News Columns & Blogs

How important is breaking news? Plenty for TCH

As a third-generation newspaperman and history minor in college, I enjoy looking back into where our industry came from - and trying to figure out where it is going.

Newspapers ruled the media landscape for more than a century prior to the advent of news radio and, later, television. Between the two world wars, radio gained importance in providing immediacy to news coverage. Starting in the '60s and cementing itself during the Vietnam War, television news emerged. The first Gulf War helped CNN usher in the era of 24-hour television news coverage.

Through all of these eras, newspapers ceded breaking news. Because of our medium - ink on paper - we were unable to compete with radio and TV on breaking news. But the Internet has not only leveled that playing field, it also has given us a distinct advantage in a local setting. Newspapers already have the largest news-gathering staffs in most markets, especially midsized regions like the Tri-Cities.

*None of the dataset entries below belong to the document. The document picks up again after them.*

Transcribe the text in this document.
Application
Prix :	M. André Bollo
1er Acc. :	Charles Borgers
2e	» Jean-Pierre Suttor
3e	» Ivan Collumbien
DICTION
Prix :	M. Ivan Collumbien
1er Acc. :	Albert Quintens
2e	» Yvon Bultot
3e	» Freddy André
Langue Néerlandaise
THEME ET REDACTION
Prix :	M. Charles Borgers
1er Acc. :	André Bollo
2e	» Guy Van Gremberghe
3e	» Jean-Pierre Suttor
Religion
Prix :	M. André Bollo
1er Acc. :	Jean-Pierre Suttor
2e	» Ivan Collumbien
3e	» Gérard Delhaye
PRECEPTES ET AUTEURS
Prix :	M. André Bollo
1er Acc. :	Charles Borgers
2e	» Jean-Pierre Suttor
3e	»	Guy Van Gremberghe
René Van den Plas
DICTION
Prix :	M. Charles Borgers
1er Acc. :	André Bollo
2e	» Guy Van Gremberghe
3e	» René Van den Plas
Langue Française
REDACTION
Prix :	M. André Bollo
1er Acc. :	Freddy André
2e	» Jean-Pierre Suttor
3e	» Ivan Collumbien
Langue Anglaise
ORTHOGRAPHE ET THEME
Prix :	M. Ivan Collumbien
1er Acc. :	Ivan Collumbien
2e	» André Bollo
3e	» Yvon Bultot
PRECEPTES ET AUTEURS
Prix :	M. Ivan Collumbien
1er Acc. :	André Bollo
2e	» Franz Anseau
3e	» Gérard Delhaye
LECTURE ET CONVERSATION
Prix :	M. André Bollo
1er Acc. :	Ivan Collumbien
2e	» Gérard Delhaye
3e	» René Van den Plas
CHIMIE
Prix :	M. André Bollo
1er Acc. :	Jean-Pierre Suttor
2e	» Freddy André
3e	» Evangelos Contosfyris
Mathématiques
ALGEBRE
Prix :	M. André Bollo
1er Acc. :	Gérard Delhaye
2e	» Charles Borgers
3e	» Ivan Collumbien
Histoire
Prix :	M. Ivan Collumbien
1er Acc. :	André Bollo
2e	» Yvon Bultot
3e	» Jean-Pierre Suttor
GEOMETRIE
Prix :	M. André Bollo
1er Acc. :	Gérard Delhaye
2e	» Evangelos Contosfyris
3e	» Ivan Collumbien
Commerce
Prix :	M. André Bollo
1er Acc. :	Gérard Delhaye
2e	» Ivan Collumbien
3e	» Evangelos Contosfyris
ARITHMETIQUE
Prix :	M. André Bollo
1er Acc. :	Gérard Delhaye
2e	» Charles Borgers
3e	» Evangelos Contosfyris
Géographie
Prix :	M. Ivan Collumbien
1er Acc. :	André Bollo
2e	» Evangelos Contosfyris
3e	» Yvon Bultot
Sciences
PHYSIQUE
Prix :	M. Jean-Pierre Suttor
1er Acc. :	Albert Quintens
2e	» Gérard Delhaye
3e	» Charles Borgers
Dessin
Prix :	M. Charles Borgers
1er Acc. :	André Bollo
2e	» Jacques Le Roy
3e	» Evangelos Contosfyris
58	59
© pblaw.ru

The Tri-City Herald launched its website in 1996, but we were reticent to "give away" the news on the Internet for a few years for a variety of reasons. Primary amid these was that we had to get used to this form of news delivery and figure out a way to make money while we were at it.

That said, the Herald actually has a decent history of posting breaking news online. For example, not long after we launched, the Department of Energy was planning to announce who would get the new Hanford contract. Wanda Briggs, our Hanford reporter back then, was unable to get the scoop for the paper that went out the day the contract was to be announced. The big press conference was at 10 a.m., which meant the news would be pretty stale by the time we delivered the paper some 20 hours later. At 7 a.m. the big day, Wanda called me at home and said she'd learned Fluor had won the contract. Her source figured it wouldn't matter that she knew ahead of time since the newspaper already was on most readers' breakfast tables by that time.

But that source forgot about the Internet. The day prior, Wanda had pre-written three stories for us to post online, each dependent upon who won the contract. When she called me at 7 a.m., I hustled down to the paper and posted the story by about 7:30 a.m. Almost immediately, I received an email from an alert online reader, pointing out I'd spelled Fluor wrong ("Flour," a mistake that would be made numerous times for years to come - though not by me again). Within the hour, the NPR station in Seattle was quoting our story on the air. And by 10 a.m., everybody in the Tri-Cities who cared knew Fluor would be the winner, deflating the DOE press conference that morning.

It wasn't until five years ago that the Herald got really serious about posting breaking news stories on our website as an important part of our strategy. Today, it is a big focus for our city desk, and we have various email alerts that help keep readers informed - and drive them back to our site. And in this era of social media, we regularly post the latest news and information on Facebook and Twitter.

I was reminded of all this on Thursday while I was compiling our website traffic statistics for October. Our breaking news section of the site brought in more than 175,000 page views, and the top six stories from last month all were breaking news.

This isn't meant to discount the stories that go into each day's paper. In fact, stories from what we affectionately refer to as the "dead tree edition" accounted for nearly 300,000 page views in October.

One of the great joys of this profession is learning what is happening and sharing that information with others. Thanks to the Internet, we are able to do that better than we ever have before.